• Aucun résultat trouvé

CHAPITRE III. ENJEUX, LÉGITIMITÉ ET PERSPECTIVES DE LA LECTURE PUBLIQUE :

2. Entretien (via courriel) avec Enzo Cormann, auteur – juillet 2013

Comment est né votre intérêt pour la lecture publique ?

D'un premier prix de récitation obtenu en classe de 6è (j'avais 10 ans), et du fait que ce prix m'a valu d'être distribué dans le rôle titre de Monsieur de Pourceaugnac de Molière, au théâtre du collège...

Au-delà de l'anecdote, il y a la découverte éblouissante d'un mode de socialité émancipé des assignations de l'enfance (et la possibilité inespérée de se sauver de l'ennui !)

Combien de fois ai-je éprouvé depuis lors la sensation enivrante d'être en situation de changer une foule en assemblée par la seule profération ? Porter en avant de soi (pro-ferre) une représentation partageable dans l'instant... Une brochure, une voix en bon état, suffisamment de lumière pour pouvoir lire – aucun autre préalable.

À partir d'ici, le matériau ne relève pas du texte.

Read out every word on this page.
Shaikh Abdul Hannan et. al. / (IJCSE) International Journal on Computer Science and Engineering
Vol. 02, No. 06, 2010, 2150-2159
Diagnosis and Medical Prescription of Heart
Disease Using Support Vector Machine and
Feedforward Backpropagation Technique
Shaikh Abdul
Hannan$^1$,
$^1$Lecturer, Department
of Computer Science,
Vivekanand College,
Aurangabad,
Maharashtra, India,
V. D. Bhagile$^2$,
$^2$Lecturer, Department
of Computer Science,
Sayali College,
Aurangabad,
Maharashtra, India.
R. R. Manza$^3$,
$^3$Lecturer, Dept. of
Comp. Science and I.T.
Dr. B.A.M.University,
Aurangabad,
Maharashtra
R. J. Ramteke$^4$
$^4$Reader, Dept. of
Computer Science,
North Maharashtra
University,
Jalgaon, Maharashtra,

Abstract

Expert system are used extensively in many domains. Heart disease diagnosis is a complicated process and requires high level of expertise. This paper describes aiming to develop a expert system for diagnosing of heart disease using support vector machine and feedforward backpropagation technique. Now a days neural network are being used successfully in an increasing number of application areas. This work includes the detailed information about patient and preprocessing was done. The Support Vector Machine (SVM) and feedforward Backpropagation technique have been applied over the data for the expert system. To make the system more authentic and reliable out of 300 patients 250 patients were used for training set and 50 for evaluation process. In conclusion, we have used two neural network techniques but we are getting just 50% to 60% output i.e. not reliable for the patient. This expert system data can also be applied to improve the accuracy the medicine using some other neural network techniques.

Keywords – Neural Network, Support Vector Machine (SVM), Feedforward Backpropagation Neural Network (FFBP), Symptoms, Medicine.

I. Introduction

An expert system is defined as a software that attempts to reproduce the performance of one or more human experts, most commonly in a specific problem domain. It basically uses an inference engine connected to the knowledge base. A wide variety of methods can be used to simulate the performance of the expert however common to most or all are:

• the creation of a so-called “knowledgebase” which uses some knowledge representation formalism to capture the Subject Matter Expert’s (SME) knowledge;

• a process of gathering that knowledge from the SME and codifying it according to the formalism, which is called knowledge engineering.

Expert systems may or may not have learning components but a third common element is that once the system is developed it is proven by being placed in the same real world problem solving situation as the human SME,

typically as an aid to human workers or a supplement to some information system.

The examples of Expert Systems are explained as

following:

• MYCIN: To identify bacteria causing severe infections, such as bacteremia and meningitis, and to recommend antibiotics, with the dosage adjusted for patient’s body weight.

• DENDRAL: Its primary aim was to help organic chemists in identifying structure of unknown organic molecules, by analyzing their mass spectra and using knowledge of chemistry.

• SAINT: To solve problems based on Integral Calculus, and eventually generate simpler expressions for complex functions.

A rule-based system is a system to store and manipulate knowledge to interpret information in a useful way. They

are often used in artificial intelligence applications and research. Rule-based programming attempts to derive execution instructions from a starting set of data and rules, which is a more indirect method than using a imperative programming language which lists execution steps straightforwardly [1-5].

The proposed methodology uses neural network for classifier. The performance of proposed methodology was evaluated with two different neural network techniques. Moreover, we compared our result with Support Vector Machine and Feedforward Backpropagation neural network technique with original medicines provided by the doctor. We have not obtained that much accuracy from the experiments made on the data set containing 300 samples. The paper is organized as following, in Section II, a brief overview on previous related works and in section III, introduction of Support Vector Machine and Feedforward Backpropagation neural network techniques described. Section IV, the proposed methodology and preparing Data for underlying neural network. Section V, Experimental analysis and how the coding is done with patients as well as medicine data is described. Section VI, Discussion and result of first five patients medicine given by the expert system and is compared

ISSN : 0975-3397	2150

Par ailleurs, je suis incapable d'improviser (peut-être parce que je suis avant tout écrivain). Je ne saurais donc prétendre à être conteur. Je me revendique tout bonnement diseur de textes (spécialement de textes dramatiques), voire performer de drames.

De surcroit, je collabore depuis 25 ans avec de nombreux musiciens, notamment dans le cadre de l'aventure jazzpoétique de La Grande Ritournelle, avec cette idée de croiser les devenirs de la parole et de la musique. Ces dits-là ont aussi beaucoup à voir avec la lecture publique (le fait est que je lis en scène des textes posés sur mon pupître...), et avec la fiction instantanée ou de pure évocation que constitue la mise en voix d'une pièce.

Dans le cadre de votre travail avec les étudiants de l'Ensatt (comédiens et auteurs), quel intérêt pédagogique y a-t-il à pratiquer la lecture à voix haute ?

Ce travail, conduit par Dominique Laidet, acteur (et lecteur) chevronné, vise deux objectifs précis : premièrement, pratiquer sa propre langue à l'oral, la "mâcher", la travailler au corps... Deuxièmement, acquérir ou consolider sa capacité à donner à entendre ses textes en public – en faisant en sorte de leur rendre justice... Par ailleurs, de fait, ce travail d'appropriation orale est également l'occasion d'un regard critique sur les ouvrages.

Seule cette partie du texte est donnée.